CDP vs DMP - What's best for programmatic advertising

CDP or DMP - What's best for your programmatic advertising?

Programmatic advertising is known for its vast reach, precise targeting, engaging ad formats, and superior campaign control. User (or customer) data can further enhance the targeting and thus the ROI of the programmatic campaigns. This data can come from either a Customer Data Platform (CDP) or a third-party Data Management Platform (DMP). 

More and more marketing teams invest heavily in their data capabilities and martech (adtech) stacks to use their data. The acceleration can be attributed to the planned departure of the 3rd party cookies, which are set to retire within a year. While comparing data platforms and providers, marketing teams may face the dilemma of investing in a CDP, a DMP, or both to make their programmatic campaigns more targeted and relevant.

The fundamental difference between the two data unification technologies is the kind of data they store and mobilize. While a DMP focuses on collecting, storing, mobilizing, and activating the third-party data(through cookies & tags) primarily, a CDP is used to unify data from the first-party (transactional, subscription, & CRM) second-party or third-party sources. 

Another notable difference between the two is the user data identifier. CDP stores PII (Personally identifiable information) data, whereas a DMP stores anonymous data.

Programmatic technologies used by agencies and brand marketers

Together with DSPs, CDP & DMP make up a crucial technology trio in the programmatic space. Here is an exciting insight into the adoption patterns of these technologies. In the US, DSPs are used by 87% of the marketers, while only 46% & 36% use a CDP and DMP, respectively. Whereas when we look at Canada & the UK, CDP is the most commonly used programmatic technology, followed by a DMP and a DSP.

Source - eMarketer

What is a CDP?

A CDP provides a 360-degree view of the customer by combining data from multiple touchpoints. It considers the CRM data, data from POS, online transactions, and subscription data, among others. All this data is part of first-party data that the brands get from their customers with explicit consent, making it even more critical.

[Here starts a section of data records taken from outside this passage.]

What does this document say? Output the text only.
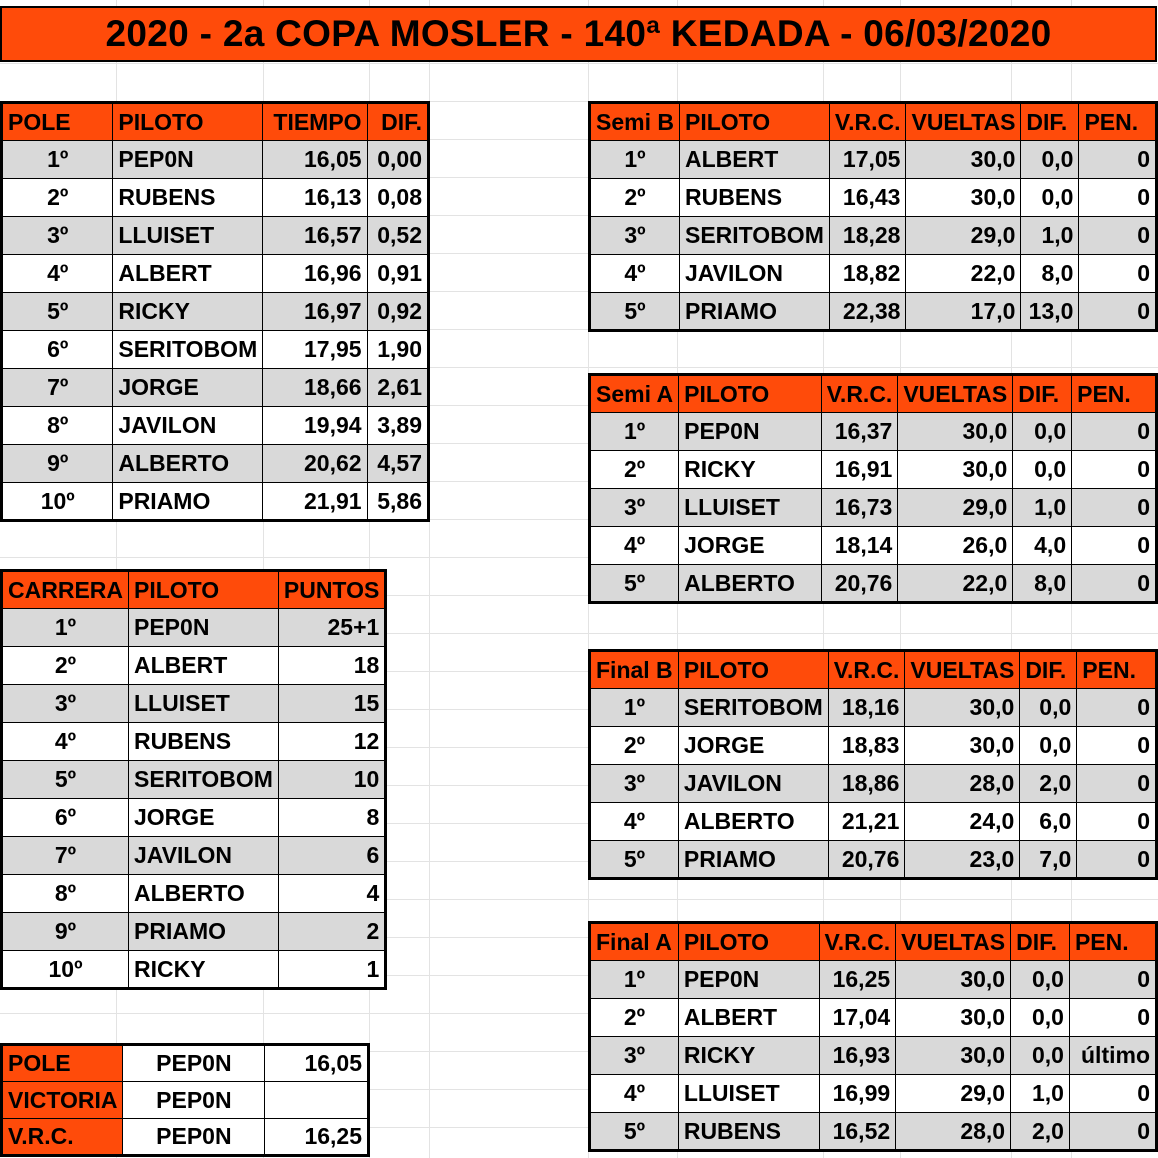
2020 - 2a COPA MOSLER - 140ª KEDADA - 06/03/2020
POLE	PILOTO	TIEMPO	DIF.
1º	PEP0N	16,05	0,00
2º	RUBENS	16,13	0,08
3º	LLUISET	16,57	0,52
4º	ALBERT	16,96	0,91
5º	RICKY	16,97	0,92
6º	SERITOBOM	17,95	1,90
7º	JORGE	18,66	2,61
8º	JAVILON	19,94	3,89
9º	ALBERTO	20,62	4,57
10º	PRIAMO	21,91	5,86
CARRERA	PILOTO	PUNTOS
1º	PEP0N	25+1
2º	ALBERT	18
3º	LLUISET	15
4º	RUBENS	12
5º	SERITOBOM	10
6º	JORGE	8
7º	JAVILON	6
8º	ALBERTO	4
9º	PRIAMO	2
10º	RICKY	1
POLE	PEP0N	16,05
VICTORIA	PEP0N	
V.R.C.	PEP0N	16,25
Semi B	PILOTO	V.R.C.	VUELTAS	DIF.	PEN.
1º	ALBERT	17,05	30,0	0,0	0
2º	RUBENS	16,43	30,0	0,0	0
3º	SERITOBOM	18,28	29,0	1,0	0
4º	JAVILON	18,82	22,0	8,0	0
5º	PRIAMO	22,38	17,0	13,0	0
Semi A	PILOTO	V.R.C.	VUELTAS	DIF.	PEN.
1º	PEP0N	16,37	30,0	0,0	0
2º	RICKY	16,91	30,0	0,0	0
3º	LLUISET	16,73	29,0	1,0	0
4º	JORGE	18,14	26,0	4,0	0
5º	ALBERTO	20,76	22,0	8,0	0
Final B	PILOTO	V.R.C.	VUELTAS	DIF.	PEN.
1º	SERITOBOM	18,16	30,0	0,0	0
2º	JORGE	18,83	30,0	0,0	0
3º	JAVILON	18,86	28,0	2,0	0
4º	ALBERTO	21,21	24,0	6,0	0
5º	PRIAMO	20,76	23,0	7,0	0
Final A	PILOTO	V.R.C.	VUELTAS	DIF.	PEN.
1º	PEP0N	16,25	30,0	0,0	0
2º	ALBERT	17,04	30,0	0,0	0
3º	RICKY	16,93	30,0	0,0	último
4º	LLUISET	16,99	29,0	1,0	0
5º	RUBENS	16,52	28,0	2,0	0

As mentioned above, the data in a CDP has a personally identifiable key assigned to each customer, which creates a multi-faceted persona of each individual, which later can be grouped into segments to target online. This data can be connected to multiple marketing and advertising tools for various purposes.

Additionally, a CDP can assimilate data from 3rd party sources like DMPs to further enrich the data lake.  

CDPs use both first-party cookies and third-party cookies to gain a comprehensive customer view. However, the absence of third-party cookies will have some effect on the brand’s personalization strategy. In fact, CDP could end up playing a more prominent role in personalization. Reports suggest that the CDP market will grow at a CAGR of 34% by 2025

What is a DMP?

A DMP collects anonymous data online, mainly through 3rd party cookies and website/app tags. The data stored in a DMP is in the form of segments that can be targeted using a DSP (Demand Side Platform) to deliver ads programmatically. 

Advertisers and Agencies use DMP to create audience segments for their marketing campaign, consisting of Display Ads, Video Ads and even Search and Social campaigns.

Using DMP, marketers can scale audiences and considerably improve campaigns’ performance by reducing ad wastage.

In one of our previous articles, we discussed why a DMP is a crucial part of the programmatic ecosystem in detail.

So what’s best for Programmatic Advertising?

A CDP and a DMP need not compete for marketers’ attention and investment. They have varied functionalities and can work in tandem with each other when it comes to programmatic advertising. A CDP, which stores a centralized and unified customer view, can be used to create highly homogenous customer segments, which in turn can be pushed into a DMP to be targeted programmatically. 

This first-party data can be used to target existing customers through DSPs to retain them and upsell or cross-sell products.

Additionally, marketers can create lookalike audiences using their first-party data to reach a bigger pool of relevant prospective customers.

Additionally, the rich PII data allows marketers to create personalized campaigns based on a customers’ past interactions, behavior, and recommendations. 

Though both data technologies work great together or even individually, a marketer needs to evaluate the efficacy of implementing these before making commitments. A CDP works wonders when it comes to personalization and works well with many marketing and advertising technologies. But to make use of a CDP, organizations need to have enough first-party data and data science resources to make sense of that data. This makes CDPs expensive and time consuming as compared to other data solutions.

A DMP, on the other hand, is usually a third-party service that creates audience segments that, when activated through programmatic advertising, improve overall campaign effectiveness.